What would base 0 be? How would/could it work?
Solution 1:
Base 0 does not make any mathematical sense.
Look at binary (base 2). There are two digits, 0 and 1. Thus, every other number you need to roll over the 1 back to a zero, and add 1 to the next column.
Now, look at base 1. Now, every number requires rolling over to the next row. This is essentially a tally system, where each '1' (in base ten) gets it's own column.
Now, if you think about base 0, that would mean every increase by '1' in any non-zero base represents an infinite amount of columns that need to be created to support the overflow. Thus, every number in base 0 would essentially be infinite, or even worse, every number would be the same number.
Solution 2:
In base $10$, we use ten symbols.
In base $2$, we use two symbols.
In base $1$, we use one symbol (tally marks).
In base $0$, we'd use zero symbols. We can't express anything with zero symbols.
Solution 3:
Base 0 unfortunately does not make any sense, for the very reason you specify.

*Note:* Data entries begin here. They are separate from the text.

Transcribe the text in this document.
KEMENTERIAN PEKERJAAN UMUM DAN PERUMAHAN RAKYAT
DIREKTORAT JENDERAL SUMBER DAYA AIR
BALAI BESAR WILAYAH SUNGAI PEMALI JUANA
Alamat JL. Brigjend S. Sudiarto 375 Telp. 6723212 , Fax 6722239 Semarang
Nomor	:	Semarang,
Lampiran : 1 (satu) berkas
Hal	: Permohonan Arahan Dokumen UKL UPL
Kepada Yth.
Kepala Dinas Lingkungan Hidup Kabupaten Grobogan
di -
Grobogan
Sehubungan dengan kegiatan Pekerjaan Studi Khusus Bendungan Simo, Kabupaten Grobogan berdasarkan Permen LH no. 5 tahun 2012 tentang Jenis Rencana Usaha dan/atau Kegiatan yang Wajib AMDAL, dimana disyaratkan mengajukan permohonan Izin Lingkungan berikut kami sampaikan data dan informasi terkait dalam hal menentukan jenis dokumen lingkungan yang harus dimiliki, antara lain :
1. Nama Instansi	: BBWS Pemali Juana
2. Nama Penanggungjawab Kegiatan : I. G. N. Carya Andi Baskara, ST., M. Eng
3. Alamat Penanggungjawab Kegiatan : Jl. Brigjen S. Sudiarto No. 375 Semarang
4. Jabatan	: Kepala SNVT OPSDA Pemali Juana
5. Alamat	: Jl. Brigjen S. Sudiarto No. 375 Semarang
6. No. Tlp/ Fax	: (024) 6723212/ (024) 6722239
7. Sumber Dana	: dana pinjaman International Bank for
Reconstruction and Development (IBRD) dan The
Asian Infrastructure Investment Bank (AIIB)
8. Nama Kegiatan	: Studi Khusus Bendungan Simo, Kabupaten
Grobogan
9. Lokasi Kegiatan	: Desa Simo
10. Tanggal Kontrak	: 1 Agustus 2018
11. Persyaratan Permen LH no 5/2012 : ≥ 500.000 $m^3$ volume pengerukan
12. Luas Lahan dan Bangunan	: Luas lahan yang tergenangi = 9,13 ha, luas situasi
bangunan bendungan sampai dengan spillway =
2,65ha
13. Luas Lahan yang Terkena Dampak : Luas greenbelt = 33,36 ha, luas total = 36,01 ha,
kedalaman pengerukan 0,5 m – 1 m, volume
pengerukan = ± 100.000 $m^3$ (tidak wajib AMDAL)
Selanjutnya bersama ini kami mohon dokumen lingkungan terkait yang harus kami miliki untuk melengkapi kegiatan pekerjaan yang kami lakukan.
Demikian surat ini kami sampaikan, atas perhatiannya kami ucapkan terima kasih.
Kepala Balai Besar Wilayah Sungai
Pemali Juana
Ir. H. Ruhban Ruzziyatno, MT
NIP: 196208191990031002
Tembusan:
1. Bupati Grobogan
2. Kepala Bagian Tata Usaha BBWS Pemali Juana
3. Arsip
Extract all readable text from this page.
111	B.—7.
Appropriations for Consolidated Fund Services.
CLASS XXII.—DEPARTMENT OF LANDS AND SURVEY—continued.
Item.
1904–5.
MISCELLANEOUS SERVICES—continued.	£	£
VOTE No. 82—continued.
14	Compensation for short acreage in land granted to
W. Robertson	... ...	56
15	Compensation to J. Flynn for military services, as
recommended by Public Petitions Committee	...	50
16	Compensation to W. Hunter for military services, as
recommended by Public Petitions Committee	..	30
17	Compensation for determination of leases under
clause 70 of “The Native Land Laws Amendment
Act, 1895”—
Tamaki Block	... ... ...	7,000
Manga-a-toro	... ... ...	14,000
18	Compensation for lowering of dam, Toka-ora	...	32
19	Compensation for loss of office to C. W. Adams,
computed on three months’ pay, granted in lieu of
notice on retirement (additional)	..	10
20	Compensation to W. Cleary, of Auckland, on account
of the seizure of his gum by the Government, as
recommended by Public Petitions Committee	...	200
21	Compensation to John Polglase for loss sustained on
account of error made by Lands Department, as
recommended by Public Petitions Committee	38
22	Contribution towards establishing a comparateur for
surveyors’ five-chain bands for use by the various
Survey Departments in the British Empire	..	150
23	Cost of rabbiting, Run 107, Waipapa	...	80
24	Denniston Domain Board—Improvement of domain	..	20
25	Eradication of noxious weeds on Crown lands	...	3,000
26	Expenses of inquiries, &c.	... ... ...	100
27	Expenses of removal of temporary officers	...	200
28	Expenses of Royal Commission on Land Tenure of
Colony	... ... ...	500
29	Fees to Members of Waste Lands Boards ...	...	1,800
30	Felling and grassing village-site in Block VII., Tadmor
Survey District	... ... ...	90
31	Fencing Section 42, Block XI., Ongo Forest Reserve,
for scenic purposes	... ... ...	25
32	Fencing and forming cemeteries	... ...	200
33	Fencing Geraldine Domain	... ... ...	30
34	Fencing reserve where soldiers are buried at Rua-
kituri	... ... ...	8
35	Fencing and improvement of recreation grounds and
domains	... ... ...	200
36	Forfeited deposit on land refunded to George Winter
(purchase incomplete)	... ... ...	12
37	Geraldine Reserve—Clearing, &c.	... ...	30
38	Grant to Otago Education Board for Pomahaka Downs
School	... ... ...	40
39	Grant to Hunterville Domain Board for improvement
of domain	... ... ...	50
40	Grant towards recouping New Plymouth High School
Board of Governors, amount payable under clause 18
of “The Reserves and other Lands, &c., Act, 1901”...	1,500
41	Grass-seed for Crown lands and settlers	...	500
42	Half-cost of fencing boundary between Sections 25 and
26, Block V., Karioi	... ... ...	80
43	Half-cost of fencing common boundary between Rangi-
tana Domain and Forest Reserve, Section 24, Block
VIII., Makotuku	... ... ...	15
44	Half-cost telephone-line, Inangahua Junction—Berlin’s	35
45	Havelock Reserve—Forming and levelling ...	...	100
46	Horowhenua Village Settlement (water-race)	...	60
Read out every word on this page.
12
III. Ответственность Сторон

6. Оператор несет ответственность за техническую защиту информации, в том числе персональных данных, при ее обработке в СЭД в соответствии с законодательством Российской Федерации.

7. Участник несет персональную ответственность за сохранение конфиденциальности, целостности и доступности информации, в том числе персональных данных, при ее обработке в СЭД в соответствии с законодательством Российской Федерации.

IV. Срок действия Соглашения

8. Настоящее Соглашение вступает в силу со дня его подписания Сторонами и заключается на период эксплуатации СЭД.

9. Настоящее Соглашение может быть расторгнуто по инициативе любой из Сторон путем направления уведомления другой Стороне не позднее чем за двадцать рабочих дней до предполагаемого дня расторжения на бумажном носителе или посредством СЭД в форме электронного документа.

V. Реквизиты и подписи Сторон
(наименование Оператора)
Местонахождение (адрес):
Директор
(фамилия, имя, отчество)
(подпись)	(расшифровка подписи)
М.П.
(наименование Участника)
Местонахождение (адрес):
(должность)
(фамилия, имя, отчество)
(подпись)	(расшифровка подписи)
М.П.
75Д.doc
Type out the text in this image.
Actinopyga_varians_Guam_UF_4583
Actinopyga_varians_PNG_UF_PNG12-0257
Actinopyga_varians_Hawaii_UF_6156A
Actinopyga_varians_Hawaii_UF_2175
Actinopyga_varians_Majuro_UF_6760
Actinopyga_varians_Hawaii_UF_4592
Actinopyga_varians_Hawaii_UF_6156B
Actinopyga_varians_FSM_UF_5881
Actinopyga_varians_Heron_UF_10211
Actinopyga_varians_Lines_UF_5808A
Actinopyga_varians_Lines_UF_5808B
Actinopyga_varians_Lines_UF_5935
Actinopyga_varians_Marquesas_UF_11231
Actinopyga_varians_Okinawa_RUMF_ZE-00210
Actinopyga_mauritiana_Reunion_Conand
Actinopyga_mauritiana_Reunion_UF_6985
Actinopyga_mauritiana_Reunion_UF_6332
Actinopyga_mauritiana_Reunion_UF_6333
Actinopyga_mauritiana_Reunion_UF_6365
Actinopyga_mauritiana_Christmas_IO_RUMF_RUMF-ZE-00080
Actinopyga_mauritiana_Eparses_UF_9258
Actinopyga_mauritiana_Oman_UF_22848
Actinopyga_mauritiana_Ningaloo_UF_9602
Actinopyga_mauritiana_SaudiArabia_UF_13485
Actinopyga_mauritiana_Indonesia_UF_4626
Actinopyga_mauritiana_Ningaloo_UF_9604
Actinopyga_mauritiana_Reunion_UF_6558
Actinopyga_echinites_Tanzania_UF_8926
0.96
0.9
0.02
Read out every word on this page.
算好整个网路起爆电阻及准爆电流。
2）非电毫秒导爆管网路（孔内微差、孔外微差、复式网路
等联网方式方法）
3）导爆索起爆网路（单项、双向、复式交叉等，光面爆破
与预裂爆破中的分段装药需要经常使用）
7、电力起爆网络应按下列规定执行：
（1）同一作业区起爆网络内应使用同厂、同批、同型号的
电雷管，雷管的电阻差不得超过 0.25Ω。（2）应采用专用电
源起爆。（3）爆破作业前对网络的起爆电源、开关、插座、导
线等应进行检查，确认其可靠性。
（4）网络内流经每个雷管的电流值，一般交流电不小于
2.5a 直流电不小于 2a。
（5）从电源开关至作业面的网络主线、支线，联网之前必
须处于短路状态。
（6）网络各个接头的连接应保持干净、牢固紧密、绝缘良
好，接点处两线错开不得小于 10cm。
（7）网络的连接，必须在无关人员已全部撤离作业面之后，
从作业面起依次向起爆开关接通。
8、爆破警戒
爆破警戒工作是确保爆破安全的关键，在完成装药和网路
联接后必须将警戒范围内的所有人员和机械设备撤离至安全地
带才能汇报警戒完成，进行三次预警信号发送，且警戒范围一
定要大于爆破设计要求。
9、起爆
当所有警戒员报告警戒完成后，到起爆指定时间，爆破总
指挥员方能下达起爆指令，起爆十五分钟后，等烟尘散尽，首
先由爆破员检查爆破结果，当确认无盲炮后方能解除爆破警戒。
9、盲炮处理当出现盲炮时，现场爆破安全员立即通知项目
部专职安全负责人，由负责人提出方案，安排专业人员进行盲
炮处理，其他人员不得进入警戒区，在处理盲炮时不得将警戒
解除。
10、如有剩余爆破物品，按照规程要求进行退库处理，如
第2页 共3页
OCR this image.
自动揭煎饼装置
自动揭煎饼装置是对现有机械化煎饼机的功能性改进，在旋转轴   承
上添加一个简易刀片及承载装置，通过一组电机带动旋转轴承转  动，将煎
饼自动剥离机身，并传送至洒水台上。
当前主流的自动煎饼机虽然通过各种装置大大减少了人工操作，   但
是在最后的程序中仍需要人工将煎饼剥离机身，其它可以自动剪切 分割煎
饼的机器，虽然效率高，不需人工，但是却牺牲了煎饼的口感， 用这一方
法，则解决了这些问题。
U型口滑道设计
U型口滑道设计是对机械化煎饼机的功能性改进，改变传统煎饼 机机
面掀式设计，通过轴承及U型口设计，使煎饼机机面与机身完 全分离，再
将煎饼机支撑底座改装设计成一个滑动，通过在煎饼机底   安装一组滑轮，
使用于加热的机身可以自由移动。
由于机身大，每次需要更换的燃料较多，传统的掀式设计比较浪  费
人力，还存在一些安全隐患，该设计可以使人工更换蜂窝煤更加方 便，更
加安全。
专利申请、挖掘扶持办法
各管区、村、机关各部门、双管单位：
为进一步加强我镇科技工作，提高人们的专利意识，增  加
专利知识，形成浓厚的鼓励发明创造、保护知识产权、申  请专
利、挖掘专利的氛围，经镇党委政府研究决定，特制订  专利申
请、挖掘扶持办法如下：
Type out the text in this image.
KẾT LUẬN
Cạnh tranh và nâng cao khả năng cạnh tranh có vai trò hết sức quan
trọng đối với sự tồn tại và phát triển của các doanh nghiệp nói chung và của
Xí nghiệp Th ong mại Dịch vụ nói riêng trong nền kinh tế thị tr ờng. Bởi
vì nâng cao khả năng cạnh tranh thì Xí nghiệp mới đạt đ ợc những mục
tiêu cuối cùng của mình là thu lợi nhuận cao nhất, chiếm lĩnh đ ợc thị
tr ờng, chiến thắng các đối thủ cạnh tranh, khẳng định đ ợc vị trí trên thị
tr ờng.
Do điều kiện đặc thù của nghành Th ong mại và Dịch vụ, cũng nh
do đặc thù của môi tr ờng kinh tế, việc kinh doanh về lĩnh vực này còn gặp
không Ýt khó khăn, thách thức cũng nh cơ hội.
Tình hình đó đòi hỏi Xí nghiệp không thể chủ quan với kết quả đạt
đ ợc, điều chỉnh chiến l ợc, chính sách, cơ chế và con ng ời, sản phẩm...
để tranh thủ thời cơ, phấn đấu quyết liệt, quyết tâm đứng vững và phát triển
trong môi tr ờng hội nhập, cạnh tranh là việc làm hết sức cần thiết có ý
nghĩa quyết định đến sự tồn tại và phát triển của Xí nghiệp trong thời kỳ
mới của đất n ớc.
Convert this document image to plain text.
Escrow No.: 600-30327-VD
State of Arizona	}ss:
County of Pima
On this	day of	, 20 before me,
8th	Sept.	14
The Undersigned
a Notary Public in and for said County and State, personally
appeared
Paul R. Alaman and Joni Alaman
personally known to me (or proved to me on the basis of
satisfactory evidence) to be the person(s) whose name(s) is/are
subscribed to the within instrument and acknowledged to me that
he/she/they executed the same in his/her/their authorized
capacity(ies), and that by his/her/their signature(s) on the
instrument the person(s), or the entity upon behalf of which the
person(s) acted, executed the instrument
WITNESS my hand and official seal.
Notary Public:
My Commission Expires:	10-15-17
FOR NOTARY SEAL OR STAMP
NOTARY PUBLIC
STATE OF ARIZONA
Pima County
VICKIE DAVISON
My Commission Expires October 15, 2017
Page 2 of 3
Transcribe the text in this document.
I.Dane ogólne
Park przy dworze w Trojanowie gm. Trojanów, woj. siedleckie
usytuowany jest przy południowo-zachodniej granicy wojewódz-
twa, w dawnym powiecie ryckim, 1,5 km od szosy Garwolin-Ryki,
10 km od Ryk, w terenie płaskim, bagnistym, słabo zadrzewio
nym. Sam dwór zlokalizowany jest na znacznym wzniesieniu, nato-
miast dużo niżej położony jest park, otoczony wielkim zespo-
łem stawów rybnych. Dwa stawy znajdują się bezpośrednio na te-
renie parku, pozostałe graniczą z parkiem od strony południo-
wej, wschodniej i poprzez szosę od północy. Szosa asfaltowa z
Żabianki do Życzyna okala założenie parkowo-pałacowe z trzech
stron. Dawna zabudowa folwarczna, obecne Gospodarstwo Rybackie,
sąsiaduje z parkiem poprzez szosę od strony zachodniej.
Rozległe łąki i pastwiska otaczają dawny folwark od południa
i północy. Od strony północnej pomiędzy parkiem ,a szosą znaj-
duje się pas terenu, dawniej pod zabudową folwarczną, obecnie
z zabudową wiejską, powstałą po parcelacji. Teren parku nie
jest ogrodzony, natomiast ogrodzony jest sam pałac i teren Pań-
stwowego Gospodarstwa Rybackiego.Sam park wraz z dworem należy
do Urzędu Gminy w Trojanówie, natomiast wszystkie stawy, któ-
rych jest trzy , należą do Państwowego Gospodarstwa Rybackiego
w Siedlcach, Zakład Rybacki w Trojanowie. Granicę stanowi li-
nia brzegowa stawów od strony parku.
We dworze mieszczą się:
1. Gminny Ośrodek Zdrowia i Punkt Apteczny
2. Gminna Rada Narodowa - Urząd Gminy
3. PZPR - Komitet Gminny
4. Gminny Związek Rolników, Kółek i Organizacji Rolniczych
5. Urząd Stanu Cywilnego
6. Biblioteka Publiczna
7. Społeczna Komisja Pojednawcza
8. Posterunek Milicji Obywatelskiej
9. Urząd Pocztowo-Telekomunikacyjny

Most digits in the number would be worth exactly zero, and the digit in the "ones position" would not even have a defined place value.
Solution 4:
When you express a number in base $b$ you find it as a sum of various powers of $b$. For example to express $65$ in base 3 we first note $65= 27+27 + 9 +1 +1$ so $65=2\cdot 3^3 + 1\cdot 3^2 + 2\cdot 3^0$, hence $65=(212)_3$. Unfortunately all powers of zero are zero, and so sums of powers zero cannot be anything other than $0$, so zero is powerless to be the base for number system.